Le temps et les saisons s’enchaînèrent selon un rythme immuable, marquant la destinée de l’univers depuis des siècles.

Dix ans plus tard Emeline fêta la fin de ses études qui coïncida avec son vingt et unième anniversaire.

C’était le début de l’été.

L’air était frais, et les arbres qui recouvraient la cabane au fond du jardin, ombrageaient celle-ci d’une douceur bienfaisante.

Emeline s’avança et poussa la porte de la cabane, où elle n’était pas revenue depuis dix ans.

A ce moment-là, elle entendit du bruit et vit surgir de la porte secrète son ancien compagnon à quatre pattes. Il s’arrêta net en la voyant, le regard subjugué par l’apparition de sa petite camarade de jeux.

-« Mon beau Rupert, tu es toujours ici, tu n’as pas vieilli. Comme tu es beau et comme tu m’as manqué pendant toutes ces années ».

Elle s’approcha de lui pour le caresser et comme elle l’avait fait douze ans plus tôt, lors de leur toute première rencontre, elle se baissa pour lui embrasser le museau.

A ce moment-là, un nuage enveloppa le toutou.

Emeline était effarée, se demandant ce qui avait bien pu se passer.

Lorsque le nuage s’estompa, elle recula, stupéfaite. Le joli chien noir et blanc avait disparu, laissant la place à un jeune homme d’environ vingt-cinq ans, à la corpulence athlétique, des cheveux bruns et de magnifiques yeux verts.

Elle sentit son cœur battre à toute vitesse devant la nouvelle apparence de son ami cabot, et malgré la situation bizarre elle prit conscience qu’elle éprouvait un véritable coup de foudre amoureux pour cet être qui lui avait donné tellement d’affection dans la tristesse de son enfance .

- « Ne sois pas effrayée Emeline, je suis Rupert, roi du pays d’Edenavie et tu connais déjà mon royaume. Il y a fort longtemps, une méchante sorcière me lança une malédiction, transformant tous les habitants de mon royaume en animaux enchantés. Elle n’a pas pu nous inoculer la haine qui l’étouffait et nous avons ainsi pu résister à son pouvoir, en vivant dans l’amour et la paix. Le sortilège devait cesser lorsqu’une jeune femme, belle et lumineuse, embrasserait mon museau de chien, avec toute sa tendresse, ce que tu as fait, voilà quelques instants. La malédiction est levée pour tous les habitants de mon royaume et je vais aller les rejoindre désormais. Je veux être un monarque bienveillant, et que mon règne soit sage et juste ».

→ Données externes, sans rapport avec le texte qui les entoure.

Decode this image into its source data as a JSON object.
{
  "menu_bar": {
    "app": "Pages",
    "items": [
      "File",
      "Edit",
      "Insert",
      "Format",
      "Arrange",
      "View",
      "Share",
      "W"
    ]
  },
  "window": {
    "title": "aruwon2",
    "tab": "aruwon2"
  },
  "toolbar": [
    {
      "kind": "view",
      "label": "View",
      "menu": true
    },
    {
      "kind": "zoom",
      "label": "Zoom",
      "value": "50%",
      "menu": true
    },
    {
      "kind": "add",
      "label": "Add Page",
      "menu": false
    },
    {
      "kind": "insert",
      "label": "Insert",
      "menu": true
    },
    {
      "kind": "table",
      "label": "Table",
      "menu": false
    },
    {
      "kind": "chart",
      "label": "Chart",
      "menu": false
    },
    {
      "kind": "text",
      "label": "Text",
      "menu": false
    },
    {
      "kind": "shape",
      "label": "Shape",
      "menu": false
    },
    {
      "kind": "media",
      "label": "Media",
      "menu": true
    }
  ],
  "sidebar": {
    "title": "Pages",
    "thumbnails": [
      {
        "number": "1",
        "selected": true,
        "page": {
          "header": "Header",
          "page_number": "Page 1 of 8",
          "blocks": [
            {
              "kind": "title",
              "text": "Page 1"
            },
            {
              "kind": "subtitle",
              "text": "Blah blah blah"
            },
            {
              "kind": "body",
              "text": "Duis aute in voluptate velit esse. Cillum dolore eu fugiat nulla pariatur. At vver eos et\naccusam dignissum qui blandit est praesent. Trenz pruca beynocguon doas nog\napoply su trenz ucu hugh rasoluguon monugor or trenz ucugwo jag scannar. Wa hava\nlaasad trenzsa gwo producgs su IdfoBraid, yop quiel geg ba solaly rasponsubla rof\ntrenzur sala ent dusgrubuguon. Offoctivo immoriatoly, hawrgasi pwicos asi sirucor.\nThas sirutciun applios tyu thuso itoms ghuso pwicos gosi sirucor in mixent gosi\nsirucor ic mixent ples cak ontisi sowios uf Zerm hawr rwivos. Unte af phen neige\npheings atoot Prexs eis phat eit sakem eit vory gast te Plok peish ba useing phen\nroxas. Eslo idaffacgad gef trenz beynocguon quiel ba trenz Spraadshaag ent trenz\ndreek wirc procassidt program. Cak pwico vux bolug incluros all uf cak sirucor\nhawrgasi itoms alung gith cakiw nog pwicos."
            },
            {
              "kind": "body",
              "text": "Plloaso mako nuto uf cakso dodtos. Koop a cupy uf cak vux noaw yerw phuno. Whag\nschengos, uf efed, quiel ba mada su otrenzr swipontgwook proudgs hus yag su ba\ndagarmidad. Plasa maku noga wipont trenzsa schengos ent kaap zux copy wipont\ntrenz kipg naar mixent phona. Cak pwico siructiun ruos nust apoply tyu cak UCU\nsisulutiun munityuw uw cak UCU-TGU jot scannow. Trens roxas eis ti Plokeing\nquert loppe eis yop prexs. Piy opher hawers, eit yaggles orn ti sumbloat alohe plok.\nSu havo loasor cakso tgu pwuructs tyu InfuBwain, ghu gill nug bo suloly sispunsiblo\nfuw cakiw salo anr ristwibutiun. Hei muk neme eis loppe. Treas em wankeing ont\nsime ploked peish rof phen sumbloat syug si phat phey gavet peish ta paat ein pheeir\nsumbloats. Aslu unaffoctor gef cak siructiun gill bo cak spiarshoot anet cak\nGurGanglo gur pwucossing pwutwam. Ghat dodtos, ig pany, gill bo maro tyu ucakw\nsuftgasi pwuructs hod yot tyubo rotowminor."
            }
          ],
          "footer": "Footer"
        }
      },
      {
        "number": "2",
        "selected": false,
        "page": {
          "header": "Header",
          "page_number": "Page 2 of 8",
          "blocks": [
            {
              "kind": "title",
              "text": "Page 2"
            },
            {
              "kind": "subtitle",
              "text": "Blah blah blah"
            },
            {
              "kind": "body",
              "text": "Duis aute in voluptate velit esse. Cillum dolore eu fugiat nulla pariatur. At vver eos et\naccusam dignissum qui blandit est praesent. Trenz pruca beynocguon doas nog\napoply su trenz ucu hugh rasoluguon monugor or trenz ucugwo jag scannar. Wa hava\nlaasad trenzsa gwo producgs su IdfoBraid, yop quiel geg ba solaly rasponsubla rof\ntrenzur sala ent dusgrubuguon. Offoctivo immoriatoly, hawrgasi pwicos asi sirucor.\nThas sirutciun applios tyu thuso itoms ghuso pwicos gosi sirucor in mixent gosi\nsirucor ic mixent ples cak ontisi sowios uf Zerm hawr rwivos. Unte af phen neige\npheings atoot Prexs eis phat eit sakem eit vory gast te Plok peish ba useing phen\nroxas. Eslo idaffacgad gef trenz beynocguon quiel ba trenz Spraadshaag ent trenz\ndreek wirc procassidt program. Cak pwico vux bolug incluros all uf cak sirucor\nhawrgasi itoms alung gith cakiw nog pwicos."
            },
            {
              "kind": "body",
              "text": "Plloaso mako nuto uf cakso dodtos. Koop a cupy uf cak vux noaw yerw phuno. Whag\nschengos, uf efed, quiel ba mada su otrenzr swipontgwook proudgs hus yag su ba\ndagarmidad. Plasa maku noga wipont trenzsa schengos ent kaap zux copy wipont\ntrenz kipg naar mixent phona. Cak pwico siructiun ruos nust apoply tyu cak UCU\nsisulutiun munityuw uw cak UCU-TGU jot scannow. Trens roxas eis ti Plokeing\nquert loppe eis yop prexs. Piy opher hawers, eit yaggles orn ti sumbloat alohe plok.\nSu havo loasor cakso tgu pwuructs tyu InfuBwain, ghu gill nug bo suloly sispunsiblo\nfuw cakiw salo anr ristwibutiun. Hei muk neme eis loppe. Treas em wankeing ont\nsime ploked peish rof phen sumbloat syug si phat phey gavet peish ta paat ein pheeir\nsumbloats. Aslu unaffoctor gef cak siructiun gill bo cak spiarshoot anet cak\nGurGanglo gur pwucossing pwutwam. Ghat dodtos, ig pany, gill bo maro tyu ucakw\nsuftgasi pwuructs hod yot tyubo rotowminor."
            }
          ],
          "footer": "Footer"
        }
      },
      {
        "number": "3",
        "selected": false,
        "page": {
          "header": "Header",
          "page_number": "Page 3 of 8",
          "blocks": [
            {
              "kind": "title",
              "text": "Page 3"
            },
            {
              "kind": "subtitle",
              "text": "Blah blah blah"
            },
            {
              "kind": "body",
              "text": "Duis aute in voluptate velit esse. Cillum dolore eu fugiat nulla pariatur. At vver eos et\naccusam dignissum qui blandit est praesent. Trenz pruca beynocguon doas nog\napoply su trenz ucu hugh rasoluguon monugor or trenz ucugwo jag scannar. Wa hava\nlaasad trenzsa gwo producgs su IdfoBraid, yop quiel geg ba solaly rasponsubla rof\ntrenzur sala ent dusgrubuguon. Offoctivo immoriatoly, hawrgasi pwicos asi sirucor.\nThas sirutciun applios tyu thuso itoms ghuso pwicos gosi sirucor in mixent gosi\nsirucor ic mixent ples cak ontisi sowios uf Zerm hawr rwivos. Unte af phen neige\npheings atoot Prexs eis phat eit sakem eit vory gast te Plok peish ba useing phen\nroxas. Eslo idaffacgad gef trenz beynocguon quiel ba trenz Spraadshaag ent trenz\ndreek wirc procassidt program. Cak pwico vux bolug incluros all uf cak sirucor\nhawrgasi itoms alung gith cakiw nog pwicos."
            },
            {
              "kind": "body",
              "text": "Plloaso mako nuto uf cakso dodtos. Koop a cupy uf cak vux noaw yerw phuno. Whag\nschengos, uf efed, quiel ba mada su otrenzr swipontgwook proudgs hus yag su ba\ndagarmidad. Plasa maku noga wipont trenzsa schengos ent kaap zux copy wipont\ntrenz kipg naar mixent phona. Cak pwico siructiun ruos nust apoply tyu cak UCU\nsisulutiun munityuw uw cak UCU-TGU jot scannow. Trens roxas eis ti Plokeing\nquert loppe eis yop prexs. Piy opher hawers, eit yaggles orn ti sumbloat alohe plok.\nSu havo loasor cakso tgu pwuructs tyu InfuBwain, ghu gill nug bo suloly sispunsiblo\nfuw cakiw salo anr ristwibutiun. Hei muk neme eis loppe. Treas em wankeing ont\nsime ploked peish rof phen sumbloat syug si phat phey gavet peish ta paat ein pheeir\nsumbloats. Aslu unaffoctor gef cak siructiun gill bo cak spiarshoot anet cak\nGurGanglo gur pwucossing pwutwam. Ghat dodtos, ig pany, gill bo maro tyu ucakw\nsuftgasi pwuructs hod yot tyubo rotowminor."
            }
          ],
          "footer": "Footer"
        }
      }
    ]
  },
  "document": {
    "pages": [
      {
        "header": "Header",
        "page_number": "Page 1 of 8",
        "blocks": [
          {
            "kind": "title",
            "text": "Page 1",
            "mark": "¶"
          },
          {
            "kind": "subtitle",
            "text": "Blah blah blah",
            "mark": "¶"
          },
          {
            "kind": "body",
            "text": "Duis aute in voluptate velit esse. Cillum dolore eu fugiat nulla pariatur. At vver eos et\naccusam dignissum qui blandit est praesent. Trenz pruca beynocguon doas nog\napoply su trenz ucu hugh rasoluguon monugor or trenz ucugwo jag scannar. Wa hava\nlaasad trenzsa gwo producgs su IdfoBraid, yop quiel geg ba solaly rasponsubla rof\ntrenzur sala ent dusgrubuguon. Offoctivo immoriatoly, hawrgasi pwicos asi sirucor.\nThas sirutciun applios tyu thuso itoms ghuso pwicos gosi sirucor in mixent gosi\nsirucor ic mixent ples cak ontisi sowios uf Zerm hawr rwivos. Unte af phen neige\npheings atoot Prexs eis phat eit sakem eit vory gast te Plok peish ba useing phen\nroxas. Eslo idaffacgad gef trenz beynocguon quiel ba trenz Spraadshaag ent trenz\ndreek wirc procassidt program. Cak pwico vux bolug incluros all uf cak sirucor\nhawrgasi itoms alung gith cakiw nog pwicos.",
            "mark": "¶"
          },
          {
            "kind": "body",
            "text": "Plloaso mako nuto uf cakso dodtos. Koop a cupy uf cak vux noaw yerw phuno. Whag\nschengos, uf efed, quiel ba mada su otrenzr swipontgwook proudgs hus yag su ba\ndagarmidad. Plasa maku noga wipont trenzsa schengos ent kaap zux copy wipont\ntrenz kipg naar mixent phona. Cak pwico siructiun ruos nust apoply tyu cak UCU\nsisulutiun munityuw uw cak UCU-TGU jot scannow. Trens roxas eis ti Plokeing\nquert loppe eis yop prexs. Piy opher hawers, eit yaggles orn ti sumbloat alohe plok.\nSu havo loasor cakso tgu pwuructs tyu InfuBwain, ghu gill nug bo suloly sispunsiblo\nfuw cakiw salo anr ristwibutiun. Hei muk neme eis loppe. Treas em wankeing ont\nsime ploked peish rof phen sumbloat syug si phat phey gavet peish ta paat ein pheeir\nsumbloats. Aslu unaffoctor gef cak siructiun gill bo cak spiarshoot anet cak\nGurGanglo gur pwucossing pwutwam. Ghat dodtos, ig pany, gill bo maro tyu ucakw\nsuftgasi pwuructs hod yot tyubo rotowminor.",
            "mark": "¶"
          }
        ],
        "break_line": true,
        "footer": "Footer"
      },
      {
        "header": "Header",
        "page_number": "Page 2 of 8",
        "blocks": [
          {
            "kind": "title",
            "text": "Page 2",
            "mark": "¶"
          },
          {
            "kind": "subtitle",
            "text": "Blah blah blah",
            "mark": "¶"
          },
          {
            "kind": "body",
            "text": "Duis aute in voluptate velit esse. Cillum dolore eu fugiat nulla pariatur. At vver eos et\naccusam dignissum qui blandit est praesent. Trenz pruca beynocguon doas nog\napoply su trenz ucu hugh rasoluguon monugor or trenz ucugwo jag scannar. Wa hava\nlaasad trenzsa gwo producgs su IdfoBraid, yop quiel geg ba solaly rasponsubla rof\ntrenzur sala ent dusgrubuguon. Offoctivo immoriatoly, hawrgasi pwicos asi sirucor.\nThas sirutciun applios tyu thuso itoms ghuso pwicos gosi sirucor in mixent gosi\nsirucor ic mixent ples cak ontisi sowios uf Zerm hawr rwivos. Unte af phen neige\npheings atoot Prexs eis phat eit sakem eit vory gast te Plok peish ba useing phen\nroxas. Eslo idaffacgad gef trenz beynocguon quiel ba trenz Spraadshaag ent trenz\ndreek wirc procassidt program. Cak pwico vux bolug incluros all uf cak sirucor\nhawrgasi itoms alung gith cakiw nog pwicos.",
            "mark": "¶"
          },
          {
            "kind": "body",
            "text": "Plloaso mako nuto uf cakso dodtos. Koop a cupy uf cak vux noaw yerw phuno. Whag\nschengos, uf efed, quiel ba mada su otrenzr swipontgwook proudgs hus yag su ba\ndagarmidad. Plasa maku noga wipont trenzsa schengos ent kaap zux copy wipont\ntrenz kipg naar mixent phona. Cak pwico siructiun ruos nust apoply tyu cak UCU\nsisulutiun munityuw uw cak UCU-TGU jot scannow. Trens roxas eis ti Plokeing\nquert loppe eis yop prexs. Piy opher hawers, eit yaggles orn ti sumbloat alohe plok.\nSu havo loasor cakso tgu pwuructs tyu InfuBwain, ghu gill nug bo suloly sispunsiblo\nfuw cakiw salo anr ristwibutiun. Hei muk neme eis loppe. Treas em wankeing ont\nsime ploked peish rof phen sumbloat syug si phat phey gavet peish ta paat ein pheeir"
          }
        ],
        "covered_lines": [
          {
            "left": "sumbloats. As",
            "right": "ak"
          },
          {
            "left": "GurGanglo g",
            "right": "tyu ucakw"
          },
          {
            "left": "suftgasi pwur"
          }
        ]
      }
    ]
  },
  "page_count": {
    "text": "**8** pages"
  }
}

- « Ne t’en vas pas déjà mon cher Rupert, nous venons juste de nous retrouver et je n’ai pas envie de te perdre de nouveau, comme ce fut le cas pendant dix ans. Tu représentes pour moi les moments les plus merveilleux et les plus magiques de mon enfance ».

- « Alors viens avec moi dans mon royaume, et sois la reine de mon cœur et de mon royaume, mon épouse bien-aimée. Il n’y aura plus pour toi, ni peines, ni larmes, ni haine, ni violence, car tous ses sentiments négatifs sont proscrits dans mon monde. Seuls l’amour, la joie, la fraternité, le partage et la paix sont autorisés et il en sera ainsi éternellement. Par contre, tu ne pourras sans doute jamais revenir dans ton monde à toi car le mauvais sort étant annulé, le passage invisible va disparaitre lui aussi, il faut que tu en aies conscience ».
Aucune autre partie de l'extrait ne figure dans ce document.